Quantitative Easing and Risk Taking at the Zero Lower Bound

Risk taking at the ZLB in response to QE


This paper identifies the impact of unconventional monetary policy using narrative sign restrictions and assesses its merits at the zero lower bound (ZLB) in a calibrated DSGE with endogenous riskiness driven financial frictions and counter-cyclical bank capital regulation. In the empirical section the impact of unconventional monetary policy of the ECB is identified using narrative sign restrictions. Then I present a theoretical model to capture quantitative easing (QE) in a DSGE model featuring an occasionally binding zero lower bound and counter-cyclical macroprudential policy.
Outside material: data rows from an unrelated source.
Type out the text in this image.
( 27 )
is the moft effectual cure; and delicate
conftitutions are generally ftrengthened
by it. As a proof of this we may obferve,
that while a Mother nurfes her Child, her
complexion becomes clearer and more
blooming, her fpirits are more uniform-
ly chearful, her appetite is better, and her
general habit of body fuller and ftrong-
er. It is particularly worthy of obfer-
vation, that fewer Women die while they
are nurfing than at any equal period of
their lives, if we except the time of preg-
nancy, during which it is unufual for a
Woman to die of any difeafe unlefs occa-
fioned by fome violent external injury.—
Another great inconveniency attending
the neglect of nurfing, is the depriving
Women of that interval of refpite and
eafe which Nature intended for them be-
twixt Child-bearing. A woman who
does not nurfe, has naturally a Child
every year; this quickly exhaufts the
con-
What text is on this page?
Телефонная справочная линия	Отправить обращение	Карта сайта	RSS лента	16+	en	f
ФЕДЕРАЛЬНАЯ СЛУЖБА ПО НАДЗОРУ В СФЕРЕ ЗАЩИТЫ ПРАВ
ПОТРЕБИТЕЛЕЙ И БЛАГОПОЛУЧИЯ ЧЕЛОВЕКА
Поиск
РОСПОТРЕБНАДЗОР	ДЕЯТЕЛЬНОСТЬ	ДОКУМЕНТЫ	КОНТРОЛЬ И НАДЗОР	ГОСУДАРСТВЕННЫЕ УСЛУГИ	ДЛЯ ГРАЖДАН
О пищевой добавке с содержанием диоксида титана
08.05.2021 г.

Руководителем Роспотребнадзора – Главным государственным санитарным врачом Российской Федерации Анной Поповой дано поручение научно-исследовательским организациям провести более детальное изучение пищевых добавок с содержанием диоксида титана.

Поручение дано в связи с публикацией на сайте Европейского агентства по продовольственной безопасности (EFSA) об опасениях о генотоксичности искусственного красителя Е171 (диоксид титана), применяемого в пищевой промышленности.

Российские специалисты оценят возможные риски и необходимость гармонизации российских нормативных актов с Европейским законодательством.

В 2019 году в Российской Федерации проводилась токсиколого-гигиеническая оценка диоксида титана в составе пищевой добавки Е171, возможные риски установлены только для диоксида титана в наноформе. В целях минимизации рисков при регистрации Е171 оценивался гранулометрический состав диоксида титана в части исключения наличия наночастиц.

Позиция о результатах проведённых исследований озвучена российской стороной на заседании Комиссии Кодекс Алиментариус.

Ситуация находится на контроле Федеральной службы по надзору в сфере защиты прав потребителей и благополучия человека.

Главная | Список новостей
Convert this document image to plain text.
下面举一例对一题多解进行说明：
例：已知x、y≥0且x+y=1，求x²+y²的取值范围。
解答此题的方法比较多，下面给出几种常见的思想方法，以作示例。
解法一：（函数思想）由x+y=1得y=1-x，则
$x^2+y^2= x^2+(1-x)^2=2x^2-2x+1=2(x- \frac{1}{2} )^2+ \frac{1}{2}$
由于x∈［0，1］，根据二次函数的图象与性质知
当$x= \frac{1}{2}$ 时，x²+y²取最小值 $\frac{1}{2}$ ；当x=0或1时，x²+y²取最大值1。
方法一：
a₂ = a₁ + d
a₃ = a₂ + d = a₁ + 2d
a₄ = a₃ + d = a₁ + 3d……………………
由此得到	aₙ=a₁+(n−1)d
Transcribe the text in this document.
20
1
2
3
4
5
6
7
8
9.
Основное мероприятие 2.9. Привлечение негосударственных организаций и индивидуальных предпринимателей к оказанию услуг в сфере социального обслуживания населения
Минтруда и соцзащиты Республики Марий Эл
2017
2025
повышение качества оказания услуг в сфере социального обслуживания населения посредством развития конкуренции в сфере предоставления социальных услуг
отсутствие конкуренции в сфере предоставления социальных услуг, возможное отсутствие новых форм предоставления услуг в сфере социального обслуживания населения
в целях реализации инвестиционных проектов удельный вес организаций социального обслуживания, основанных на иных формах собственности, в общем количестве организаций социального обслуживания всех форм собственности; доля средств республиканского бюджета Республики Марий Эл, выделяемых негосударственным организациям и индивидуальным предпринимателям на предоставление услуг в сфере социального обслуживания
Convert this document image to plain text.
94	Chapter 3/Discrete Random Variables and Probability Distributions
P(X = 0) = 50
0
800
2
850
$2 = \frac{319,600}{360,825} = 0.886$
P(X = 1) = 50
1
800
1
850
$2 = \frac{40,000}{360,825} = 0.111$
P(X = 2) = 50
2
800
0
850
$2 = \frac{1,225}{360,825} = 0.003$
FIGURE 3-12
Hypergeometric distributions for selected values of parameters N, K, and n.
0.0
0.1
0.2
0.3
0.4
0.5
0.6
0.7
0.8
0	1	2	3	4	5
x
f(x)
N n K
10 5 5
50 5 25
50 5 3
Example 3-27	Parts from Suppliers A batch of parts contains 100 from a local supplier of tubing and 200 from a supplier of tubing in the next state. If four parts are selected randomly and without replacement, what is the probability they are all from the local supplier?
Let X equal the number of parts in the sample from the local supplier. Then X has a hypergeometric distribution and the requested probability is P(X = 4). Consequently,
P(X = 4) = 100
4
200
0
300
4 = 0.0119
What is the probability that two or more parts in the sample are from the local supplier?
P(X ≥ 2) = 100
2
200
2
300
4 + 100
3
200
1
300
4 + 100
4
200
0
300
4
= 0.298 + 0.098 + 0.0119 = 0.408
I calibrate the model using optimal simple rules for both monetary and macroprudential policy. The model is closed by specifying feedback rules both for monetary and macroprudential policy with coefficients derived by an optimal simple rule problem. Solving the model for optimal coefficient provides a first validation of the the model since, optimal coefficients fit both historical Taylor-rule coeffcients as well as the Basel III type of counter-cyclical regulation. Finally, the model is used to assess QE’s merits in presence of endogenous risk taking and optimal counter-cyclical bank leverage regulation. The model successfully captures two channels of QE, the signalling and bank capital relief. First, by construction, the model is calibrated to match the impact of QE - due to an earlier and smoother transition from the ZLB to normal times implied yields drop and inflation expectations increase. Second, it predicts that QE shifts the return distribution in favor of banks. The model explains why optimal counter-cyclical macroprudential policy should be reconsidered in light of unconventional policy. Simulations show that in absence of QE excessive risk taking at the ZLB is present. They also indicate that concerns of QE driven endogenous risk taking are unwarranted.